Insect farmingThey don’t bite, promise!
As a pioneer in integrated organic protection, Savéol remains the only market gardening cooperative in Europe to have its own insect farming called ‘Savéol Nature’.
ORGANIC PROTECTION INSIDE
This approach came about when producers realised they no longer wanted to treat their tomatoes. Following extensive research into the various parasites that can disturb or even destroy crops, the PBI emerged as the natural priority for the cooperative. This is how, in 1983, the GIE La Croix was founded; thirty years later, in 2013, it would be renamed Savéol Nature. Savéol was thus the first cooperative to set out on the PBI pathway.

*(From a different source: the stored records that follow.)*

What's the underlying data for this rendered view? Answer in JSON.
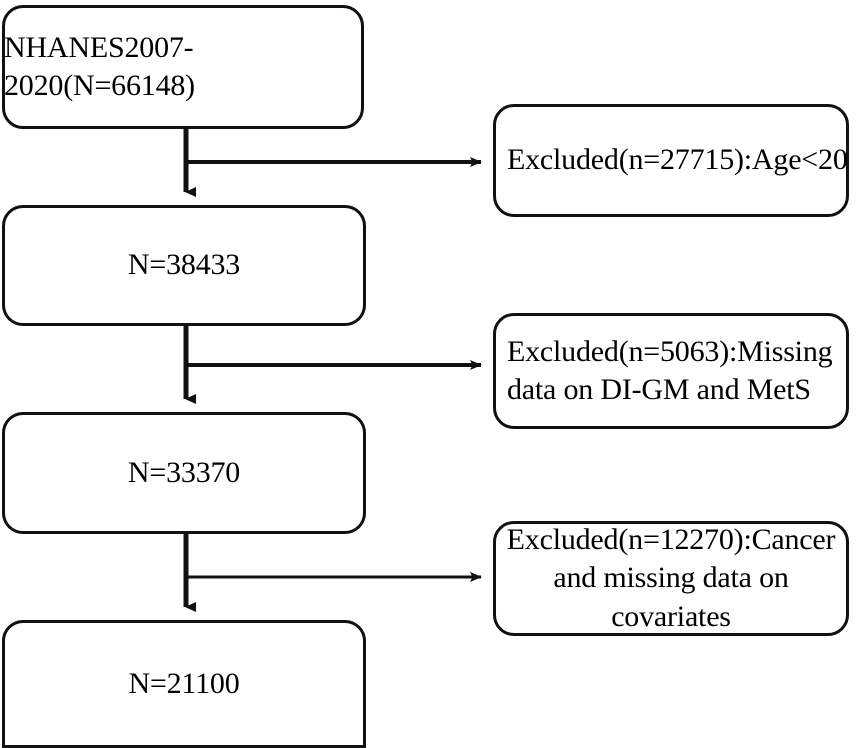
{
  "diagram": {
    "title": "NHANES participant selection flowchart",
    "type": "flowchart",
    "stroke_color": "#111111",
    "background_color": "#ffffff",
    "text_color": "#000000"
  },
  "cohort_nodes": [
    {
      "id": "baseline",
      "label": "NHANES2007-2020(N=66148)",
      "count": 66148
    },
    {
      "id": "after-age",
      "label": "N=38433",
      "count": 38433
    },
    {
      "id": "after-data",
      "label": "N=33370",
      "count": 33370
    },
    {
      "id": "final",
      "label": "N=21100",
      "count": 21100
    }
  ],
  "exclusion_nodes": [
    {
      "id": "excl-age",
      "label": "Excluded(n=27715):Age<20",
      "count": 27715,
      "reason": "Age<20"
    },
    {
      "id": "excl-missing",
      "label": "Excluded(n=5063):Missing\ndata on DI-GM and MetS",
      "count": 5063,
      "reason": "Missing data on DI-GM and MetS"
    },
    {
      "id": "excl-covariates",
      "label": "Excluded(n=12270):Cancer\nand missing data on\ncovariates",
      "count": 12270,
      "reason": "Cancer and missing data on covariates"
    }
  ],
  "connectors": [
    {
      "id": "conn-1",
      "from": "baseline",
      "to": "after-age",
      "branch_to": "excl-age"
    },
    {
      "id": "conn-2",
      "from": "after-age",
      "to": "after-data",
      "branch_to": "excl-missing"
    },
    {
      "id": "conn-3",
      "from": "after-data",
      "to": "final",
      "branch_to": "excl-covariates"
    }
  ]
}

This technique profoundly changes the way market gardeners grow their crops and gave rise to two types of insect breeding techniques:
Pollinating insects that enable tomato and strawberry buds to reproduce,
Auxiliary insects that naturally fight pests, replacing chemical products, with a view to preserving the environment, health and quality of harvests.

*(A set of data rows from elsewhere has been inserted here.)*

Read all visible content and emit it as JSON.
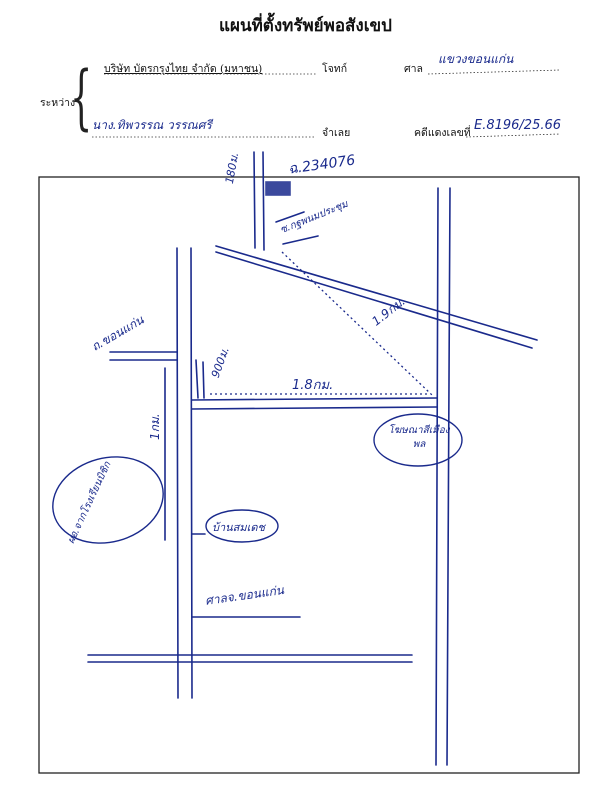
{
  "header": {
    "title": "แผนที่ตั้งทรัพย์พอสังเขป",
    "between_label": "ระหว่าง",
    "plaintiff_name": "บริษัท บัตรกรุงไทย จำกัด (มหาชน)",
    "plaintiff_label": "โจทก์",
    "court_label": "ศาล",
    "court_value": "แขวงขอนแก่น",
    "defendant_name": "นาง.ทิพวรรณ วรรณศรี",
    "defendant_label": "จำเลย",
    "case_label": "คดีแดงเลขที่",
    "case_value": "E.8196/25.66"
  },
  "map": {
    "colors": {
      "ink": "#1a2a8c",
      "frame": "#222222"
    },
    "labels": {
      "deed_number": "ฉ.234076",
      "dist_180m": "180ม.",
      "road_soi": "ซ.กฐพนมประชุม",
      "dist_19km": "1.9กม.",
      "dist_900m": "900ม.",
      "dist_18km": "1.8กม.",
      "road_left": "ถ.ขอนแก่น",
      "dist_1km": "1กม.",
      "landmark_right": "โฆษณาสีเมืองพล",
      "landmark_left": "ผอ.จากโรงเรียนบิชิก",
      "landmark_center": "บ้านสมเดช",
      "landmark_bottom": "ศาลจ.ขอนแก่น"
    }
  }
}
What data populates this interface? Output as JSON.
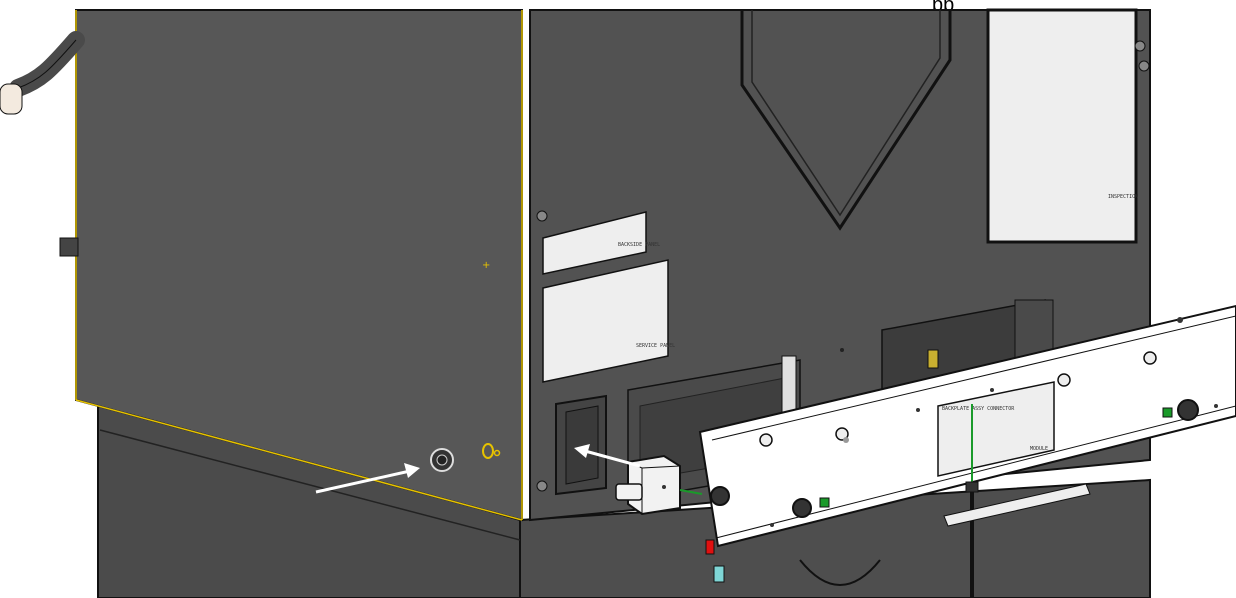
{
  "figure": {
    "top_text_fragment": "pp",
    "colors": {
      "cabinet": "#555555",
      "cabinet_dark": "#4b4b4b",
      "edge_highlight": "#e6c200",
      "outline": "#111111",
      "plate": "#ffffff",
      "label_panel": "#eeeeee",
      "arrow": "#ffffff",
      "indicator_red": "#e01010",
      "indicator_green": "#1a9a2a",
      "indicator_cyan": "#7fd6d6"
    },
    "icons": [
      "sensor-fitting-icon",
      "sensor-bracket-icon",
      "arrow-icon",
      "fitting-icon",
      "bolt-icon"
    ],
    "labels": {
      "cabinet_label_upper": "BACKSIDE PANEL",
      "cabinet_label_lower": "SERVICE PANEL",
      "window_label": "INSPECTION",
      "plate_label_top": "BACKPLATE ASSY CONNECTOR",
      "plate_label_bottom": "MODULE"
    }
  }
}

The producers deploy the technique in all greenhouses, thanks to a team of high-level specialised technicians. Integrated insect farming truly benefits the cooperative, enabling high responsiveness and better insect quality. Each year, nearly 100 million auxiliary insects are bred in a 6,500 m2 space dedicated solely to them.
TWO DISTINCT SPACES COEXIST:
- A space for research and development
Taking the path of PBI requires an acute eye for observing plants and their environment. That “green know-how” has been enriched by Savéol Nature's teams over the years, through research and experimentation programmes, to optimise crop management and see to product food safety.
An educational area : The Insect Farm
Savéol Nature offers the general public, schools, associations and companies guided tours of its insect farming operation. That first-hand experience and sharing with our growers raises awareness for the long term and exemplifies the genuine search for transparency on the part of the cooperative.